Analysts say Novatek is looking to secure full control of the project, then sell up to 49% to one or more foreign partners; Total, Shell and Qatar Petroleum are reportedly interested. But before any of this can happen, Novatek needs the Russian government to clarify a number of issues relating to the development of the Yamal Peninsula, such as taxes and the strategic nature of regional production licences.

"The government's commitment to Yamal's development is the main factor to consider for Novatek and its potential international partners. As soon as this issue is resolved, Novatek will continue the process of selecting partners for the LNG project," says Evgenia Dyshlyuk of TKB Capital, an investment bank. Novatek hopes to take a final investment decision on Yamal LNG in 2013 and launch the 15m tonnes a year (20bn cm/y) export facility by 2015-16.

In the meantime, Novatek expects to raise its gas production in 2011 by 12% from this year's level of 36bn-38bn cm. Output in the first half of the year was up by 15% compared with the same period in 2009 at 18.12bn cm. "The [2011] target is based on achieving at least 37bn cm by the end of the year, but that depends on weather patterns," says chief financial officer Mark Gyetvay.

Novatek's second-quarter production declined by 17% from the previous quarter, which is in line with seasonal industry trends (Russian output fell by 17.6% in the same period, while Gazprom's was down by 19.4%). But output exceeded pre-economic crisis second-half levels by 14% and 11% for 2007 and 2008, respectively.

And production growth will resume in the second half of 2010, says Victor Mishnyakov, of Uralsib Capital, a Moscow investment bank, driven by seasonal factors and the gradual recovery of the Russian economy. He sees gas production growing by 6% in the third quarter and by 2% in the fourth – liquids production is forecast to remain almost flat.

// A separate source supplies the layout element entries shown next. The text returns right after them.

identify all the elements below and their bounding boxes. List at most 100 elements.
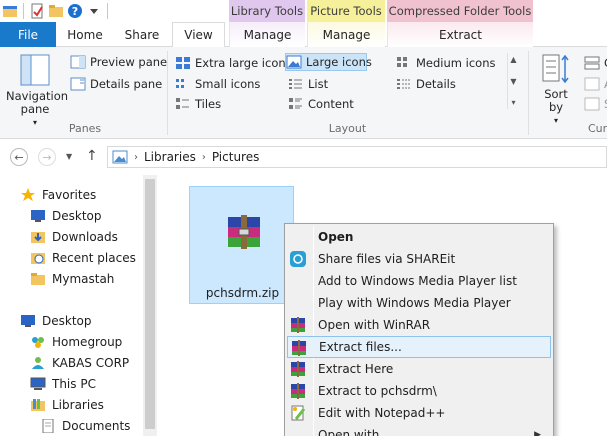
extra-large-icons-icon <box>176 57 190 69</box>
tab-share[interactable]: Share <box>113 22 171 47</box>
menu-item-add-to-wmp-list[interactable]: Add to Windows Media Player list <box>287 270 551 292</box>
qat-separator <box>23 3 24 19</box>
navigation-pane-button[interactable]: Navigation pane ▾ <box>6 53 68 129</box>
nav-item-recent-places[interactable]: Recent places <box>30 248 136 268</box>
size-columns-button[interactable]: Si <box>584 95 607 113</box>
title-bar: ? Library Tools Picture Tools Compressed… <box>0 0 607 22</box>
details-button[interactable]: Details <box>396 75 456 93</box>
tab-picture-manage[interactable]: Manage <box>307 22 385 47</box>
nav-item-favorites[interactable]: Favorites <box>20 185 96 205</box>
menu-item-extract-files[interactable]: Extract files... <box>287 336 551 358</box>
up-button[interactable]: ↑ <box>86 148 98 164</box>
preview-pane-label: Preview pane <box>90 55 168 69</box>
nav-item-downloads[interactable]: Downloads <box>30 227 118 247</box>
menu-item-open-with-winrar[interactable]: Open with WinRAR <box>287 314 551 336</box>
desktop-icon <box>21 315 35 327</box>
small-icons-label: Small icons <box>195 77 261 91</box>
back-button[interactable]: ← <box>10 148 28 166</box>
star-icon <box>21 188 35 201</box>
panes-group-label: Panes <box>68 122 102 135</box>
menu-item-play-with-wmp[interactable]: Play with Windows Media Player <box>287 292 551 314</box>
nav-item-label: KABAS CORP <box>52 356 130 370</box>
nav-item-label: Mymastah <box>52 272 115 286</box>
file-item-selected[interactable]: pchsdrm.zip <box>189 186 294 304</box>
menu-item-edit-with-notepad-plus-plus[interactable]: Edit with Notepad++ <box>287 402 551 424</box>
sort-by-label: Sort by <box>544 87 568 114</box>
details-pane-button[interactable]: Details pane <box>70 75 162 93</box>
menu-item-label: Open <box>318 230 354 244</box>
help-icon[interactable]: ? <box>67 3 83 19</box>
shareit-icon <box>290 251 306 267</box>
picture-tools-header: Picture Tools <box>307 0 385 22</box>
address-bar[interactable]: › Libraries › Pictures <box>107 146 607 168</box>
back-arrow-icon: ← <box>14 150 24 164</box>
menu-item-extract-here[interactable]: Extract Here <box>287 358 551 380</box>
scrollbar-thumb[interactable] <box>145 179 155 429</box>
sort-by-button[interactable]: Sort by ▾ <box>536 53 576 127</box>
tab-file[interactable]: File <box>0 22 56 47</box>
medium-icons-button[interactable]: Medium icons <box>396 54 495 72</box>
small-icons-button[interactable]: Small icons <box>175 75 260 93</box>
chevron-down-icon: ▾ <box>553 116 558 125</box>
menu-item-label: Share files via SHAREit <box>318 252 456 266</box>
submenu-arrow-icon: ▶ <box>534 430 541 436</box>
nav-item-label: Homegroup <box>52 335 123 349</box>
breadcrumb-separator-icon[interactable]: › <box>134 152 138 163</box>
nav-item-mymastah[interactable]: Mymastah <box>30 269 114 289</box>
context-menu: Open Share files via SHAREit Add to Wind… <box>284 223 554 436</box>
nav-item-kabas-corp[interactable]: KABAS CORP <box>30 353 129 373</box>
menu-item-shareit[interactable]: Share files via SHAREit <box>287 248 551 270</box>
tiles-button[interactable]: Tiles <box>175 95 221 113</box>
downloads-icon <box>31 232 45 243</box>
large-icons-button[interactable]: Large icons <box>285 53 372 71</box>
menu-item-extract-to-folder[interactable]: Extract to pchsdrm\ <box>287 380 551 402</box>
medium-icons-icon <box>397 57 407 67</box>
nav-item-desktop-root[interactable]: Desktop <box>20 311 92 331</box>
menu-item-open-with[interactable]: Open with ▶ <box>287 424 551 436</box>
desktop-icon <box>31 210 45 222</box>
new-folder-icon[interactable] <box>48 3 64 19</box>
tab-library-manage[interactable]: Manage <box>229 22 305 47</box>
extra-large-icons-button[interactable]: Extra large icons <box>175 54 292 72</box>
notepad-plus-plus-icon <box>291 405 306 421</box>
large-icons-icon <box>286 55 302 69</box>
nav-item-this-pc[interactable]: This PC <box>30 374 96 394</box>
group-by-button[interactable]: G <box>584 54 607 72</box>
navigation-pane-scrollbar[interactable] <box>143 175 157 436</box>
tab-extract[interactable]: Extract <box>387 22 533 47</box>
menu-item-label: Extract Here <box>318 362 394 376</box>
properties-icon[interactable] <box>29 3 45 19</box>
nav-item-documents[interactable]: Documents <box>40 416 130 436</box>
scroll-down-icon[interactable]: ▼ <box>510 77 516 86</box>
menu-item-open[interactable]: Open <box>287 226 551 248</box>
details-pane-label: Details pane <box>90 77 163 91</box>
content-button[interactable]: Content <box>288 95 354 113</box>
nav-item-desktop[interactable]: Desktop <box>30 206 102 226</box>
list-icon <box>289 79 302 89</box>
tab-home[interactable]: Home <box>57 22 113 47</box>
gallery-expand-icon[interactable]: ▾ <box>511 98 515 107</box>
compressed-folder-tools-header: Compressed Folder Tools <box>387 0 533 22</box>
group-separator <box>528 51 529 135</box>
nav-item-libraries[interactable]: Libraries <box>30 395 104 415</box>
preview-pane-button[interactable]: Preview pane <box>70 53 167 71</box>
breadcrumb-libraries[interactable]: Libraries <box>144 150 196 164</box>
tiles-icon <box>176 98 189 109</box>
file-name: pchsdrm.zip <box>205 286 280 300</box>
explorer-icon[interactable] <box>2 3 18 19</box>
sort-by-icon <box>542 54 569 84</box>
tab-view[interactable]: View <box>172 22 225 48</box>
breadcrumb-pictures[interactable]: Pictures <box>212 150 260 164</box>
breadcrumb-separator-icon[interactable]: › <box>202 152 206 163</box>
nav-item-homegroup[interactable]: Homegroup <box>30 332 122 352</box>
nav-item-label: This PC <box>52 377 96 391</box>
recent-locations-dropdown[interactable]: ▼ <box>66 152 72 161</box>
navigation-bar: ← → ▼ ↑ › Libraries › Pictures <box>0 140 607 174</box>
list-button[interactable]: List <box>288 75 328 93</box>
add-columns-button[interactable]: Ad <box>584 75 607 93</box>
layout-gallery-scroll[interactable]: ▲ ▼ ▾ <box>507 53 519 109</box>
forward-button[interactable]: → <box>38 148 56 166</box>
customize-qat-icon[interactable] <box>86 3 102 19</box>
medium-icons-label: Medium icons <box>416 56 496 70</box>
scroll-up-icon[interactable]: ▲ <box>510 55 516 64</box>
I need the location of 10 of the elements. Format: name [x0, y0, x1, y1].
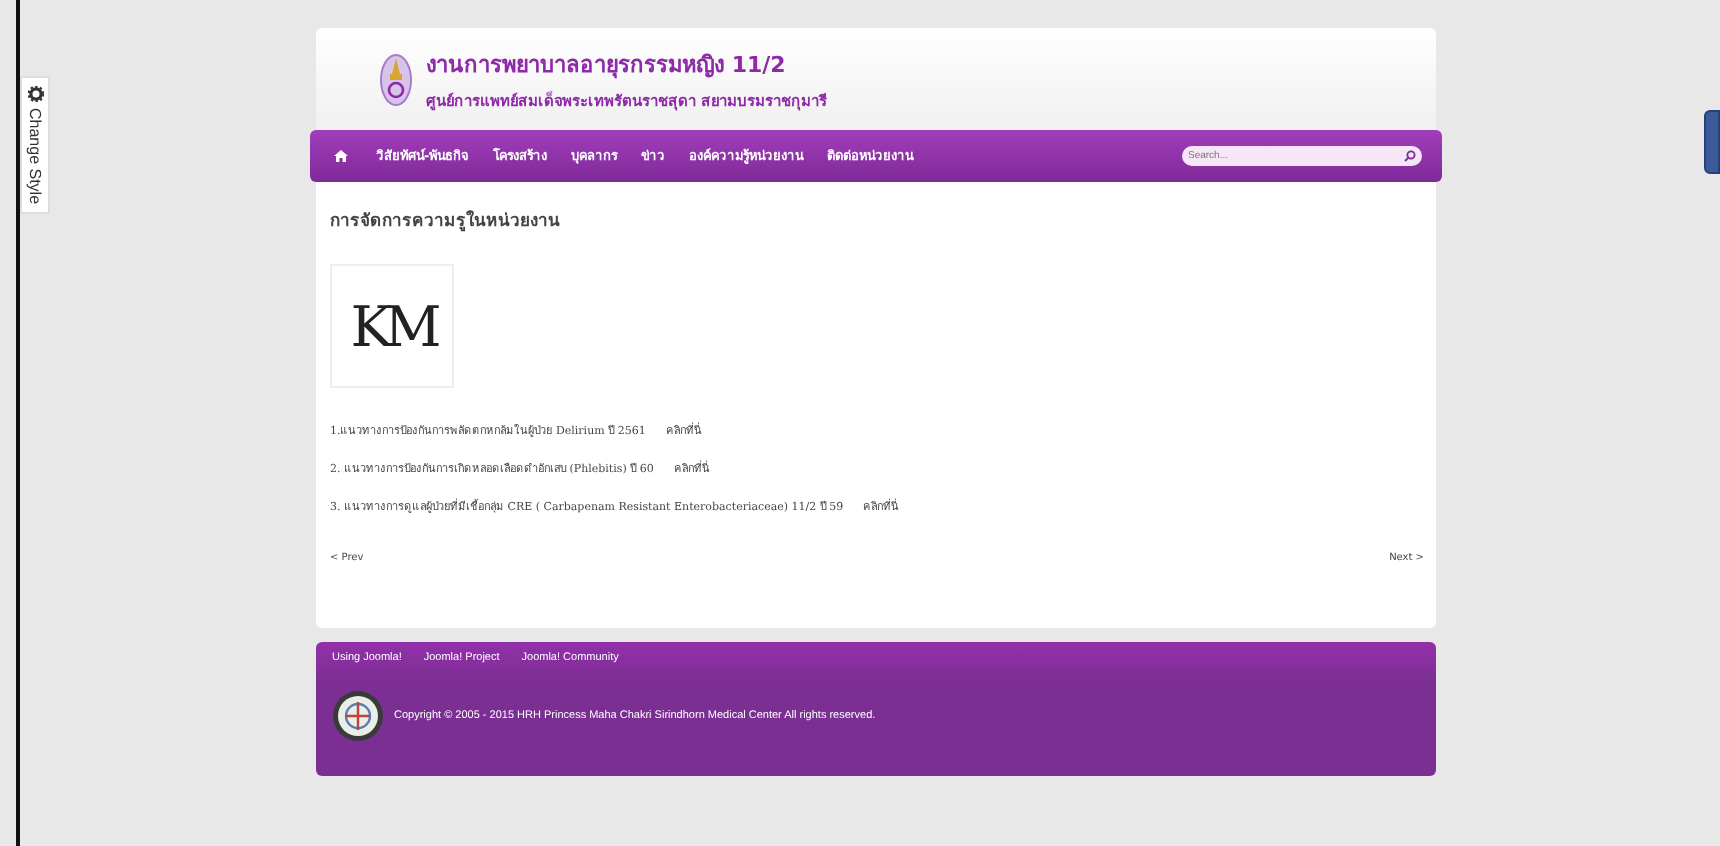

However, the company's financial results were not so positive. Novatek reported a 0.5% year-on-year fall in second-quarter net profits to R7.139bn ($233m), which was lower than the consensus forecast, despite a 21% recovery in average gas prices during the period and a 9.4% increase in gas production over second-quarter 2009. The company blamed the dip on a $39m net loss as the rouble fell against the dollar, as well as "a 38% year-on-year increase in employee compensation costs resulting from increased bonus accruals on 2009 performance", and a 27.3% increase in administrative and service expenses.

A call for action

But while currency losses are a variable that is sometimes hard to control and counter, says IHS Global Insight, the substantial increases in administrative expenses look more problematic and could lead to calls from investors for action to be taken. "After a long period of falling gas prices, the relief in the second quarter was looked forward to by many and the company's failure to capitalise fully on the change in the trend does not look good," the consultancy says.

Even so, other analysts, such as Mishnyakov and Dyshlyuk, note that Novatek remains one of Russia's most efficient gas producers. In the first half of the year, Novatek launched seven new production wells at its core Yurkharovskoye field, each costing around $12m to give an average payback period of 70-330 days and some of the highest margins in the business.

Meanwhile, "contracts with new, large end-customers, such as Urals Metals & Mining and Inter Rao, will ensure further growth in earnings, supported by annual 15% growth in the regulated [Russian] gas price for 2011-13," says Mishnyakov.